Юность
Шрифт:
— Бедная!..
— Поезжай! — прошептала она, отняв от глаз платок, и неподвижно устремила взор в пространство.
— Теперь — одна! — прошептала она и, встав с места, постояла на пороге.
— Что-то еще я хотела сказать тебе… Забыла… Поезжай!
И вышла, потирая лоб тонкими пальцами.
Я сам запряг лошадь и поехал. И всю дорогу думал о Калерии, о Вовочке, о смерти и о жизни… Летние сумерки на полях, поросших ржаными всходами, безлюдных, безкрайных, во все стороны бегущих до синих и розовых туманов вечернего неба, пробуждали в душе нежную печаль и желание быть добрым и кротким…

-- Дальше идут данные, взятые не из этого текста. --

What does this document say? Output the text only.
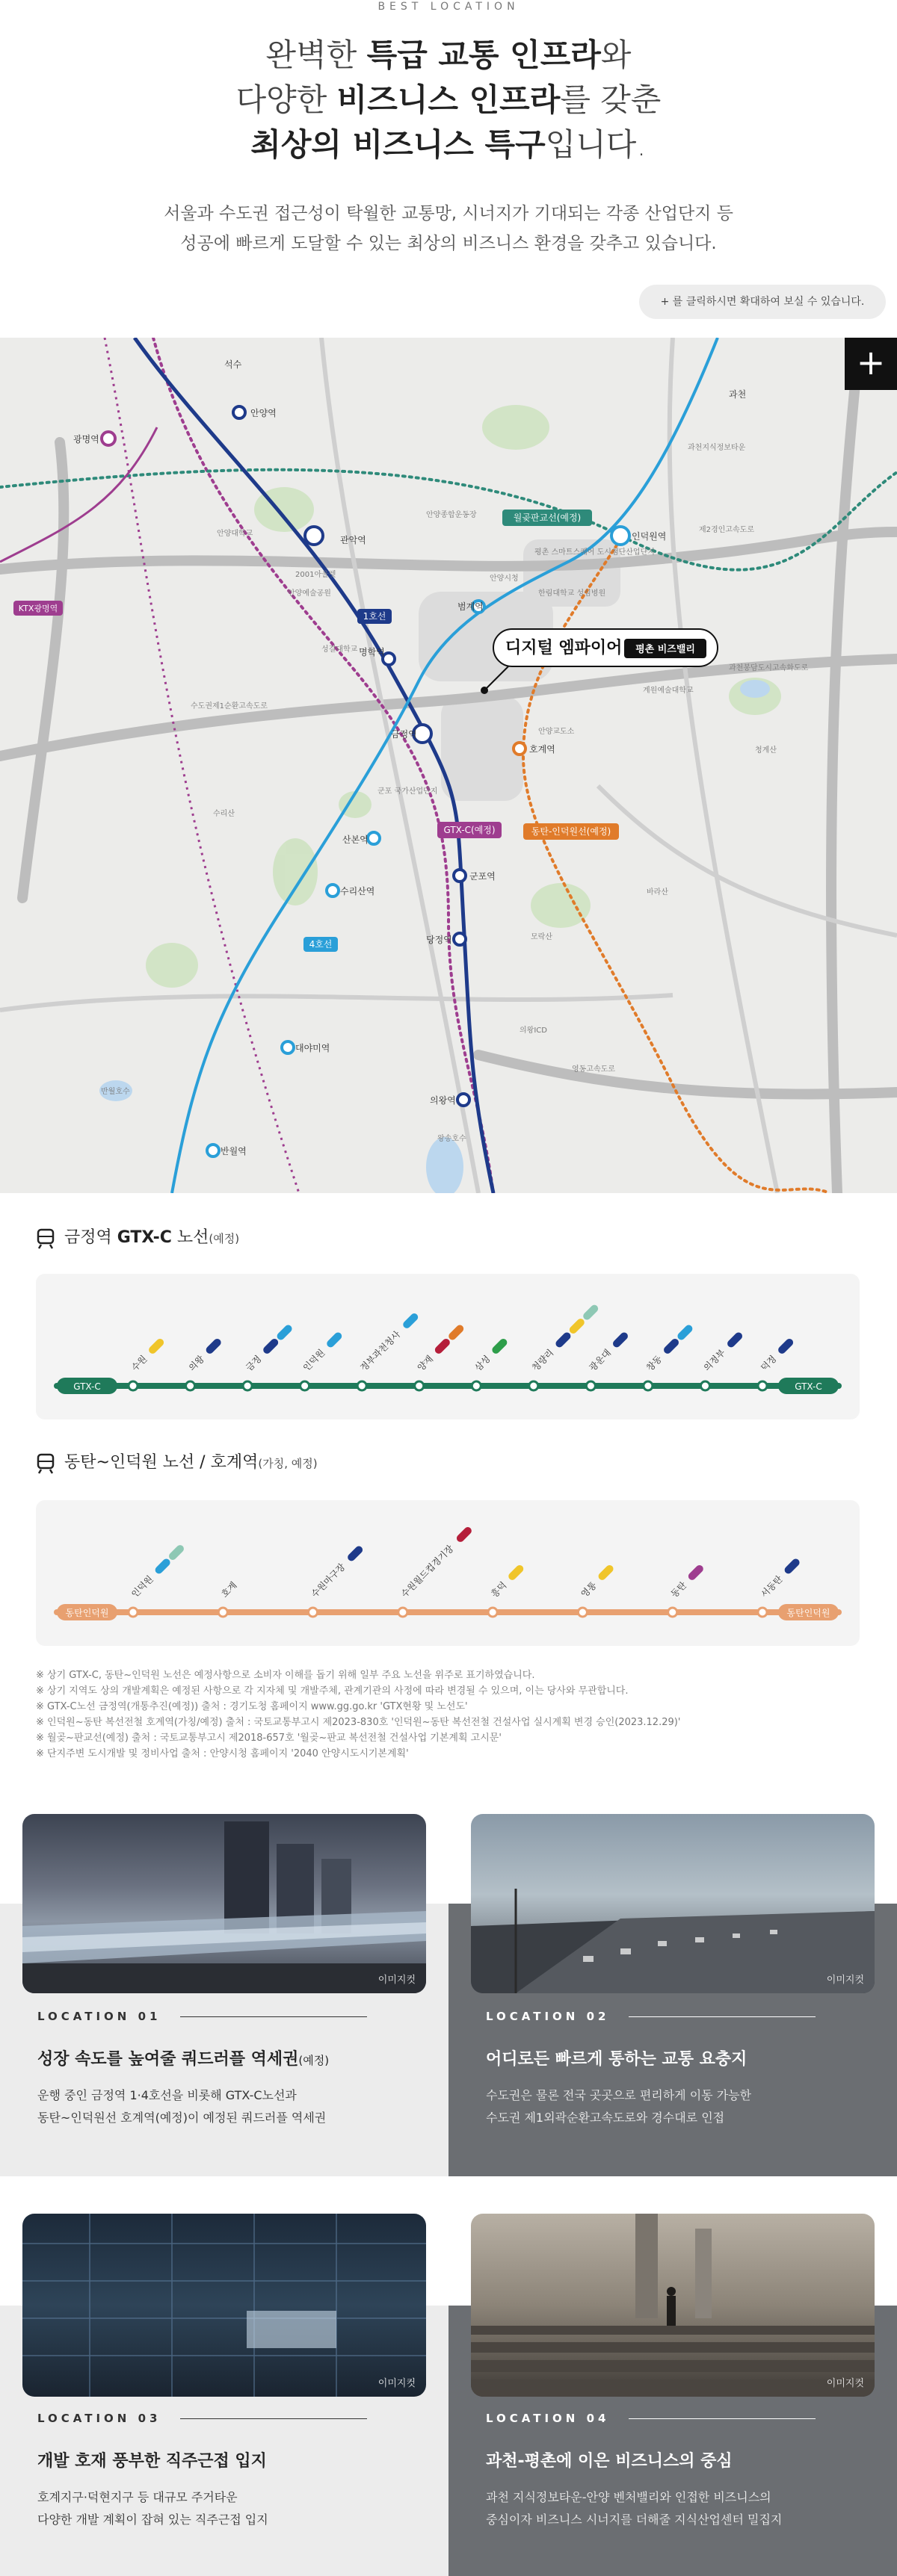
BEST LOCATION
완벽한 특급 교통 인프라와
다양한 비즈니스 인프라를 갖춘
최상의 비즈니스 특구입니다.
서울과 수도권 접근성이 탁월한 교통망, 시너지가 기대되는 각종 산업단지 등
성공에 빠르게 도달할 수 있는 최상의 비즈니스 환경을 갖추고 있습니다.
+ 를 클릭하시면 확대하여 보실 수 있습니다.
안양역
광명역
인덕원역
범계역
금정역
명학역
군포역
당정역
의왕역
산본역
수리산역
대야미역
반월역
호계역
과천
석수
관악역
안양종합운동장
안양대학교
2001아울렛	안양시청
평촌 스마트스퀘어 도시첨단산업단지
한림대학교 성심병원
제2경인고속도로
과천봉담도시고속화도로
안양예술공원
성결대학교
군포 국가산업단지
수리산
반월호수
의왕ICD
왕송호수
바라산
모락산
안양교도소
영동고속도로
수도권제1순환고속도로
계원예술대학교
과천지식정보타운
청계산
1호선
4호선
GTX-C(예정)	동탄-인덕원선(예정)
월곶판교선(예정)
KTX광명역
디지털 엠파이어 평촌 비즈밸리
+
금정역 GTX-C 노선(예정)
GTX-C	GTX-C
수원	의왕	금정	인덕원	정부과천청사 양재	삼성	청량리	광운대	창동	의정부	덕정
동탄~인덕원 노선 / 호계역(가칭, 예정)
동탄인덕원	동탄인덕원
인덕원	호계	수원마구장	수원월드컵경기장	흥덕	영통	동탄	서동탄
※ 상기 GTX-C, 동탄~인덕원 노선은 예정사항으로 소비자 이해를 돕기 위해 일부 주요 노선을 위주로 표기하였습니다.
※ 상기 지역도 상의 개발계획은 예정된 사항으로 각 지자체 및 개발주체, 관계기관의 사정에 따라 변경될 수 있으며, 이는 당사와 무관합니다.
※ GTX-C노선 금정역(개통추진(예정)) 출처 : 경기도청 홈페이지 www.gg.go.kr 'GTX현황 및 노선도'
※ 인덕원~동탄 복선전철 호계역(가칭/예정) 출처 : 국토교통부고시 제2023-830호 '인덕원~동탄 복선전철 건설사업 실시계획 변경 승인(2023.12.29)'
※ 월곶~판교선(예정) 출처 : 국토교통부고시 제2018-657호 '월곶~판교 복선전철 건설사업 기본계획 고시문'
※ 단지주변 도시개발 및 정비사업 출처 : 안양시청 홈페이지 '2040 안양시도시기본계획'
이미지컷	이미지컷
이미지컷	이미지컷
LOCATION 01
성장 속도를 높여줄 쿼드러플 역세권(예정)
운행 중인 금정역 1·4호선을 비롯해 GTX-C노선과
동탄~인덕원선 호계역(예정)이 예정된 쿼드러플 역세권
LOCATION 02
어디로든 빠르게 통하는 교통 요충지
수도권은 물론 전국 곳곳으로 편리하게 이동 가능한
수도권 제1외곽순환고속도로와 경수대로 인접
LOCATION 03
개발 호재 풍부한 직주근접 입지
호계지구·덕현지구 등 대규모 주거타운
다양한 개발 계획이 잡혀 있는 직주근접 입지
LOCATION 04
과천-평촌에 이은 비즈니스의 중심
과천 지식정보타운-안양 벤처밸리와 인접한 비즈니스의
중심이자 비즈니스 시너지를 더해줄 지식산업센터 밀집지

Возвратился я ночью. Было страшно в темном море полей, пугали темные колыхающиеся пятна редких встречных телег, пугали шумы то и дело срывавшихся из придорожных трав перепелов, пугали верстовые столбы… Всё стоял перед глазами маленький гробик и желтое восковое личико Вовочки, окруженное тремя горящими восковыми свечками… И радостно стало и покойно на душе, когда впереди вздрогнули огни родной усадьбы и потянулись плетни огородов… А когда вдали залаяла Джальма, я почувствовал к себе презрение. «Какой ты, однако, трус!» — думал я про себя, распрягая лошадь. — «Стыдно, братец!..» — Иду мимо окон зала: всё та же сжимающая горло скорбь… Белый гробик, полевые цветы, огоньки восковых свеч и окаменевшая черная фигура с молчаливой скорбью на прекрасном лице…
Похоронили Вовочку около самой церкви, между тремя старыми наклонившимися березами. Мы все ушли, а Калерия осталась и долго не возвращалась в усадьбу. Ей забыли оставить лошадь; она вернулась пешком и заперлась в своей комнате. Было тоскливо за вечерним чаем с тетками и не хотелось говорить. Я бродил по молчаливому залу, где всё стояло уже на своем месте, прислушивался к тихому покашливанию прячущейся Калерии. Несколько раз я прошел мимо ее окна и смотрел на опущенную занавеску. Вечером в этот день привезли мне письмо с почты:
«Милый, родной мой! Я безумно счастлива: наконец-то, я получила от тебя весточку. Словно чувствовало мое сердце, что есть письмо: сама поехала в волостное правление и, действительно, получила. Прости за упреки!.. Господи, как прыгает у меня сердце! Это от того, что ты любишь… Да, я должна ехать в Казань, я не могу жить с тобой в разлуке… И если папа с мамой будет против… я убегу из дому. Будь, что будет!.. Скоро напишу тебе длинное-предлинное письмо, а теперь нельзя: сижу в правлении и тороплюсь: сейчас мое письмо поедет к тебе. Не тоскуй же, чаще вспоминай меня и пиши! Видишь ли ты меня во сне? Целую, целую и благословляю моего… Догадайся сам!.. Твоя навсегда З.».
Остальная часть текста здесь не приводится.